Perché ti disse questo?
FR. Perché mi ero allenato moltissimo con lui quell’anno in battuta e in quel momento topico se ne ricordò. Parole che mi riempiono ancora di orgoglio. Forse non molti sanno, che oltre a tanto Triplo A e Messico e Giappone, a Jessie vennero concessi solo tre turni in battuta nella Mlb. Solo tre turni, pensate! Beccò due K, tra cui uno da Nolan Ryan (forse il più grande lanciatore di sempre), ma fece anche un fuoricampo. Nel 1994, era il giorno di Natale, lo andai a trovare nella sua casa di Los Angeles, c’erano 25 gradi. Quando sentì la mia voce al citofono, quasi scoppiò di gioia. Mi raccontò che aveva avuto un grave infortunio al ginocchio e che non poteva giocare in America. Allora lo convinsi a tornare a Nettuno l’anno successivo. E lui mi diede retta, tornò con noi nel campionato del ‘95.

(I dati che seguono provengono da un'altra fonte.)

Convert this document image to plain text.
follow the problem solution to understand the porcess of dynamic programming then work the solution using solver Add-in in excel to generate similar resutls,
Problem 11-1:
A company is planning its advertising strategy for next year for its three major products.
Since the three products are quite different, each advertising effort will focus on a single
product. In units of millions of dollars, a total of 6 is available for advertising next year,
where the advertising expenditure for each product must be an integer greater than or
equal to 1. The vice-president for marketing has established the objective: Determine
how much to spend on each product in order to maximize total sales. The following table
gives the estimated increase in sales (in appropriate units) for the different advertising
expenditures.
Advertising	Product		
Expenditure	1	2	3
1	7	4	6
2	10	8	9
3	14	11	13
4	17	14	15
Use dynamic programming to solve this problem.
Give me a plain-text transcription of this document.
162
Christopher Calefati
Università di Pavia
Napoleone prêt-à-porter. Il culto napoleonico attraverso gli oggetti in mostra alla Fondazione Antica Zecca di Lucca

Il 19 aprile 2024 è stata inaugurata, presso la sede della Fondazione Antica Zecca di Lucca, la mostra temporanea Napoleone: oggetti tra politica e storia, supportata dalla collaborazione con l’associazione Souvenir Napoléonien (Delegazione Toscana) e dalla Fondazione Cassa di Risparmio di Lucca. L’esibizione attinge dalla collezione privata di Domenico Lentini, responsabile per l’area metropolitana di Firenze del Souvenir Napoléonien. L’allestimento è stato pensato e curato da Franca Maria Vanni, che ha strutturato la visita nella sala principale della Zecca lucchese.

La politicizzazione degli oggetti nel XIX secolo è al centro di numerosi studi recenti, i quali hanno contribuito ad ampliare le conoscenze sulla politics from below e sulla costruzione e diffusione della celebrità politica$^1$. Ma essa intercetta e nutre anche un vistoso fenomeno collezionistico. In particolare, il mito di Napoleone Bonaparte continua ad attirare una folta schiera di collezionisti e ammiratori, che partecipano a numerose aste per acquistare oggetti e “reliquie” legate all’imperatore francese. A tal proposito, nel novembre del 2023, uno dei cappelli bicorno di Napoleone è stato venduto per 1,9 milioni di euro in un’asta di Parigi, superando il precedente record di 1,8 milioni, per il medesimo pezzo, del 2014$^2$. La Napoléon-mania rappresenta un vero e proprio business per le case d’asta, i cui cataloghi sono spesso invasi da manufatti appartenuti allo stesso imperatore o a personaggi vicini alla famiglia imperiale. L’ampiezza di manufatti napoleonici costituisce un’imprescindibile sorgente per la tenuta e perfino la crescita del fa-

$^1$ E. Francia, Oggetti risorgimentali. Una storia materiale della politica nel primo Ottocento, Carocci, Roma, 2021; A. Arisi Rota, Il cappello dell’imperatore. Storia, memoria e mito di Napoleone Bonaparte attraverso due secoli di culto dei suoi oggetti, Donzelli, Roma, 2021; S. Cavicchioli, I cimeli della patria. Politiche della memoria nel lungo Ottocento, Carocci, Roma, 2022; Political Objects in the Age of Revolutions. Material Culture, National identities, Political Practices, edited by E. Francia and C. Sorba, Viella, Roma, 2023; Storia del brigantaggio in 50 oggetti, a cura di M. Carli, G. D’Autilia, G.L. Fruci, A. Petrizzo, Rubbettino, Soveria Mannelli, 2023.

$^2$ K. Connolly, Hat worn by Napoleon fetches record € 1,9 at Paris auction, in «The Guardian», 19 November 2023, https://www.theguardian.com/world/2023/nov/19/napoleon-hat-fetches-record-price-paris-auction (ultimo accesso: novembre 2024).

Restando in America, perché tifi per i Detroit Tigers?
FR. Quando ero giovane vedevo la celebre serie tv Magnum P.I. Il protagonista era Tom Selleck, il quale indossava sempre un cappellino dei Tigers. Selleck è di Detroit, un accanito tifoso dei Tigers. A me piaceva quella squadra, quel nome, “DETROIT TIGERS”, lo leggevo sempre sulla rivista “TuttoBaseball”, mi ispirava forza, e divenni tifoso. Nel 2012 sono stato anche a Detroit a vedere un loro incontro. Giocarono contro i Baltimore Orioles. Il partente per i Tigers era Justin Verlander. Oltre a quest’ultimo, la rotazione dei partenti di quella squadra era a dir poco pazzesca: Scherzer, Anibal Sanchez, Rick Porcello … E Poi c’era Miguel Cabrera. Come diavolo hanno fatto a non vincere il campionato?
Qual è la cosa che più di tutto ti preme far sapere di te?
FR. Che sono stato leale con me stesso e con gli altri, cresciuto con la passione sincera che mi hanno saputo trasmettere campioni come Giorgio Costantini, Tony Lonero, che mi allenato da ragazzo, o Bruno Laurenzi che è stato il mio maestro di baseball … Crescendo con gente così il baseball non può che diventare un vero e proprio stile di vita. Perché il baseball, prima di tutto, va INSEGNATO! Poi, in un secondo momento, si impara a vincere sul campo, con lealtà e rispetto. I titoli si vincono sul campo. Non si vendono. Non si comprano. Bisogna sudarseli, punto. È questo che vorrei far sapere di me ai giovani che vogliono iniziare a giocare. Vorrei in ultimo tributare e ringraziare due persone speciali, cui devo molto: Pasquale Albanese, ex grande arbitro, venuto a mancare alcuni anni fa e che per me è stato come un fratello. E in ultimo mio padre, Antonio Ricci, più volte campione d’Italia con l’Algida Nettuno negli anni ’50.